The app is rolling out this fall and currently aimed at the Faculty of Arts and Sciences at Harvard College. The app will allow users to create and sign-up for a range of physical activities. More important than the activities themselves are who you do them with. That’s key to the psychology behind the app. It is hoped that by creating social connections, it will encourage the uptake and maintenance of healthy habits.


Richard Lee, professor of medicine and stem cell and regenerative biology, and co chair of the CrimsonZip program said:

“We’re not looking to turn everyone into long-distance runners, but if we can get 10 percent to 20 percent more activity from people — and then they stick with it — the implications for their lives will be substantial.”

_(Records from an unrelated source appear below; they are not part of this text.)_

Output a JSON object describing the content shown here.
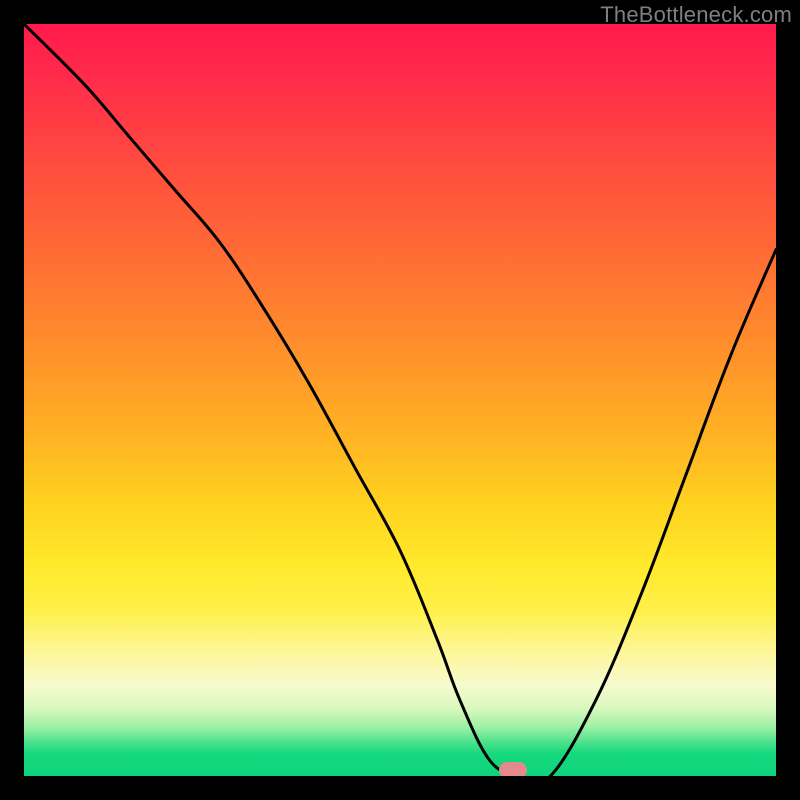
{
  "watermark": "TheBottleneck.com",
  "chart_data": {
    "type": "line",
    "title": "",
    "xlabel": "",
    "ylabel": "",
    "xlim": [
      0,
      100
    ],
    "ylim": [
      0,
      100
    ],
    "series": [
      {
        "name": "bottleneck-curve",
        "x": [
          0,
          8,
          14,
          20,
          26,
          32,
          38,
          44,
          50,
          55,
          58,
          62,
          66,
          70,
          76,
          82,
          88,
          94,
          100
        ],
        "values": [
          100,
          92,
          85,
          78,
          71,
          62,
          52,
          41,
          30,
          18,
          10,
          2,
          0,
          0,
          10,
          24,
          40,
          56,
          70
        ]
      }
    ],
    "marker": {
      "x": 65,
      "y": 0,
      "color": "#e58a8a"
    },
    "gradient_scale": {
      "top_color": "#ff1a4d",
      "bottom_color": "#0fd37b",
      "meaning": "high (red) to optimal (green)"
    }
  }
}
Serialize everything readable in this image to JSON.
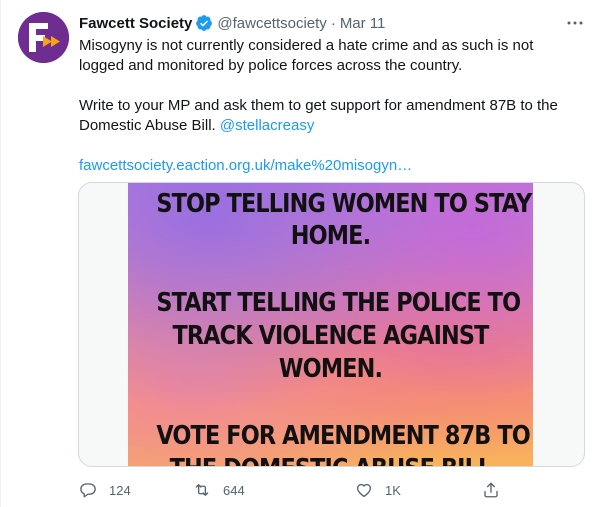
{
  "tweet": {
    "author_name": "Fawcett Society",
    "handle": "@fawcettsociety",
    "separator": "·",
    "date": "Mar 11",
    "more_icon": "more-horizontal-icon",
    "avatar_icon": "fawcett-logo",
    "verified_icon": "verified-badge-icon",
    "paragraph1": "Misogyny is not currently considered a hate crime and as such is not logged and monitored by police forces across the country.",
    "paragraph2_text": "Write to your MP and ask them to get support for amendment 87B to the Domestic Abuse Bill.",
    "mention": "@stellacreasy",
    "link": "fawcettsociety.eaction.org.uk/make%20misogyn…"
  },
  "media": {
    "lines": [
      "STOP TELLING WOMEN TO STAY",
      "HOME.",
      "START TELLING THE POLICE TO",
      "TRACK VIOLENCE AGAINST",
      "WOMEN.",
      "VOTE FOR AMENDMENT 87B TO",
      "THE DOMESTIC ABUSE BILL"
    ]
  },
  "actions": {
    "reply_count": "124",
    "retweet_count": "644",
    "like_count": "1K",
    "reply_icon": "reply-icon",
    "retweet_icon": "retweet-icon",
    "like_icon": "heart-icon",
    "share_icon": "share-icon"
  },
  "colors": {
    "accent": "#1d9bf0",
    "brand_purple": "#6f2c91",
    "brand_orange": "#f7a21b",
    "muted_text": "#536471"
  }
}
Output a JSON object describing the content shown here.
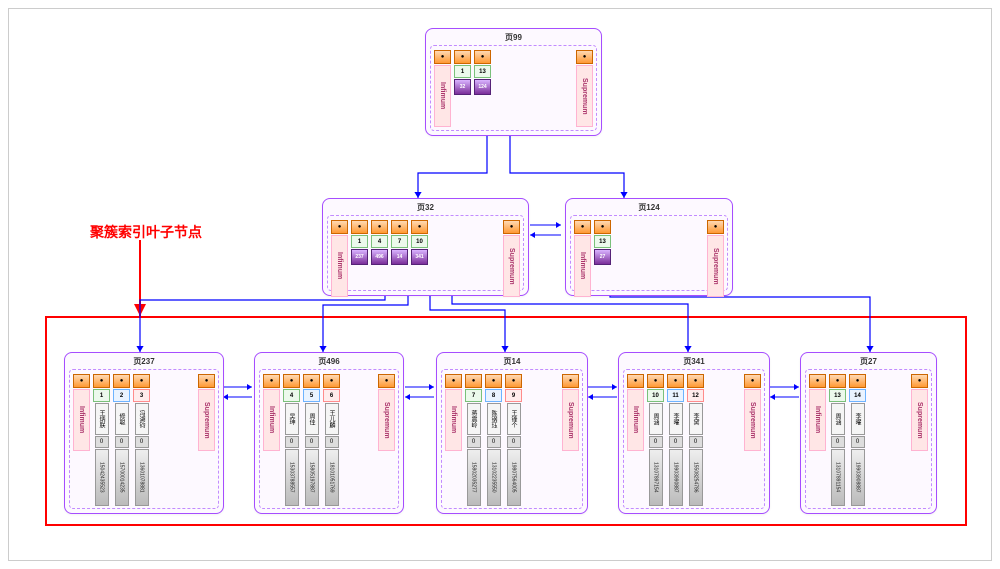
{
  "annotation": "聚簇索引叶子节点",
  "infimum": "Infimum",
  "supremum": "Supremum",
  "dot": "●",
  "tree": {
    "root": {
      "title": "页99",
      "entries": [
        {
          "key": "1",
          "ptr": "32"
        },
        {
          "key": "13",
          "ptr": "124"
        }
      ]
    },
    "mid": [
      {
        "title": "页32",
        "entries": [
          {
            "key": "1",
            "ptr": "237"
          },
          {
            "key": "4",
            "ptr": "496"
          },
          {
            "key": "7",
            "ptr": "14"
          },
          {
            "key": "10",
            "ptr": "341"
          }
        ]
      },
      {
        "title": "页124",
        "entries": [
          {
            "key": "13",
            "ptr": "27"
          }
        ]
      }
    ],
    "leaves": [
      {
        "title": "页237",
        "rows": [
          {
            "key": "1",
            "name": "王炳朕",
            "zero": "0",
            "phone": "15042435523"
          },
          {
            "key": "2",
            "name": "修聪",
            "zero": "0",
            "phone": "15700014235"
          },
          {
            "key": "3",
            "name": "冯湖钧",
            "zero": "0",
            "phone": "13601078881"
          }
        ]
      },
      {
        "title": "页496",
        "rows": [
          {
            "key": "4",
            "name": "吴珅",
            "zero": "0",
            "phone": "15303788557"
          },
          {
            "key": "5",
            "name": "周佳",
            "zero": "0",
            "phone": "15805197887"
          },
          {
            "key": "6",
            "name": "王儿麟",
            "zero": "0",
            "phone": "18101051769"
          }
        ]
      },
      {
        "title": "页14",
        "rows": [
          {
            "key": "7",
            "name": "蒋震岭",
            "zero": "0",
            "phone": "15802035277"
          },
          {
            "key": "8",
            "name": "陈钢珏",
            "zero": "0",
            "phone": "13102235550"
          },
          {
            "key": "9",
            "name": "王锋个",
            "zero": "0",
            "phone": "19807564005"
          }
        ]
      },
      {
        "title": "页341",
        "rows": [
          {
            "key": "10",
            "name": "周涵",
            "zero": "0",
            "phone": "13107897154"
          },
          {
            "key": "11",
            "name": "李曜",
            "zero": "0",
            "phone": "19903990887"
          },
          {
            "key": "12",
            "name": "李黛",
            "zero": "0",
            "phone": "15508254786"
          }
        ]
      },
      {
        "title": "页27",
        "rows": [
          {
            "key": "13",
            "name": "周涵",
            "zero": "0",
            "phone": "13107891154"
          },
          {
            "key": "14",
            "name": "李曜",
            "zero": "0",
            "phone": "19903908887"
          }
        ]
      }
    ]
  },
  "chart_data": {
    "type": "tree",
    "description": "B+Tree clustered index: 3 levels. Root page 99 contains keys [1→page32, 13→page124]. Page 32 → keys [1→237, 4→496, 7→14, 10→341]. Page 124 → key [13→27]. Leaf pages (clustered index leaf nodes, highlighted red box): page 237 rows id 1-3, page 496 rows id 4-6, page 14 rows id 7-9, page 341 rows id 10-12, page 27 rows id 13-14. Leaf pages are doubly linked. Each record stores name + 0 + phone number."
  }
}
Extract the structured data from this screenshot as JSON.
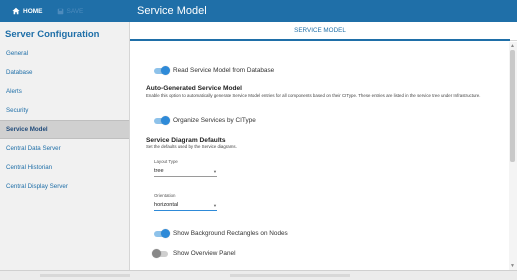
{
  "topbar": {
    "home_label": "HOME",
    "save_label": "SAVE",
    "page_title": "Service Model"
  },
  "sidebar": {
    "title": "Server Configuration",
    "items": [
      {
        "label": "General"
      },
      {
        "label": "Database"
      },
      {
        "label": "Alerts"
      },
      {
        "label": "Security"
      },
      {
        "label": "Service Model"
      },
      {
        "label": "Central Data Server"
      },
      {
        "label": "Central Historian"
      },
      {
        "label": "Central Display Server"
      }
    ],
    "active_index": 4
  },
  "tabs": [
    {
      "label": "SERVICE MODEL"
    }
  ],
  "content": {
    "read_from_db": {
      "label": "Read Service Model from Database",
      "on": true
    },
    "auto_generated": {
      "heading": "Auto-Generated Service Model",
      "description": "Enable this option to automatically generate Service Model entries for all components based on their CIType. These entries are listed in the service tree under Infrastructure."
    },
    "organize_by_citype": {
      "label": "Organize Services by CIType",
      "on": true
    },
    "diagram_defaults": {
      "heading": "Service Diagram Defaults",
      "description": "Set the defaults used by the Service diagrams."
    },
    "layout_type": {
      "label": "Layout Type",
      "value": "tree"
    },
    "orientation": {
      "label": "Orientation",
      "value": "horizontal"
    },
    "show_background": {
      "label": "Show Background Rectangles on Nodes",
      "on": true
    },
    "show_overview": {
      "label": "Show Overview Panel",
      "on": false
    }
  },
  "colors": {
    "brand": "#1f6fa8",
    "toggle_on": "#2e8ad8"
  },
  "icons": {
    "home": "home-icon",
    "save": "save-icon"
  }
}
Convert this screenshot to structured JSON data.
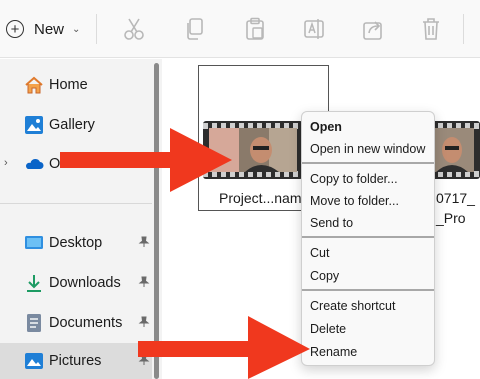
{
  "toolbar": {
    "new_label": "New",
    "new_icon": "plus-circle-icon",
    "chevron": "⌄",
    "icons": [
      "cut-icon",
      "copy-icon",
      "paste-icon",
      "rename-icon",
      "share-icon",
      "delete-icon"
    ]
  },
  "sidebar": {
    "items": [
      {
        "label": "Home",
        "icon": "home-icon"
      },
      {
        "label": "Gallery",
        "icon": "gallery-icon"
      },
      {
        "label": "OneDrive",
        "icon": "onedrive-icon"
      },
      {
        "label": "Desktop",
        "icon": "desktop-icon"
      },
      {
        "label": "Downloads",
        "icon": "downloads-icon"
      },
      {
        "label": "Documents",
        "icon": "documents-icon"
      },
      {
        "label": "Pictures",
        "icon": "pictures-icon"
      }
    ],
    "expander": "›",
    "pin_glyph": "📌"
  },
  "files": {
    "selected_label": "Project...nam",
    "other_label_line1": "0717_",
    "other_label_line2": "_Pro"
  },
  "context_menu": {
    "items": [
      "Open",
      "Open in new window",
      "Copy to folder...",
      "Move to folder...",
      "Send to",
      "Cut",
      "Copy",
      "Create shortcut",
      "Delete",
      "Rename"
    ]
  },
  "colors": {
    "arrow": "#f0381e",
    "accent": "#0067c0"
  }
}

Fostering social connections are just as important to living healthy lives as keeping active and physical. The app is rolling out at Harvard, but the minds behind it have their sights set on loftier goals, and will be making the software publicly available to be adopted elsewhere. Much like Facebook started in Harvard and spread, many social apps take this campus-like approach.

It’s by no means the first app targeted at combining physical and social activity. Apps like Strava, Stridekick, Stepbet, and Squaddy mix social aspects and the work-out world already. Apps that focus on a specific communities however that encourage a range of different levels of physical activity are potentially powerful and exciting. It could encourage those who would not normally, to get involved in the physical and mental benefits of exercise and friendship.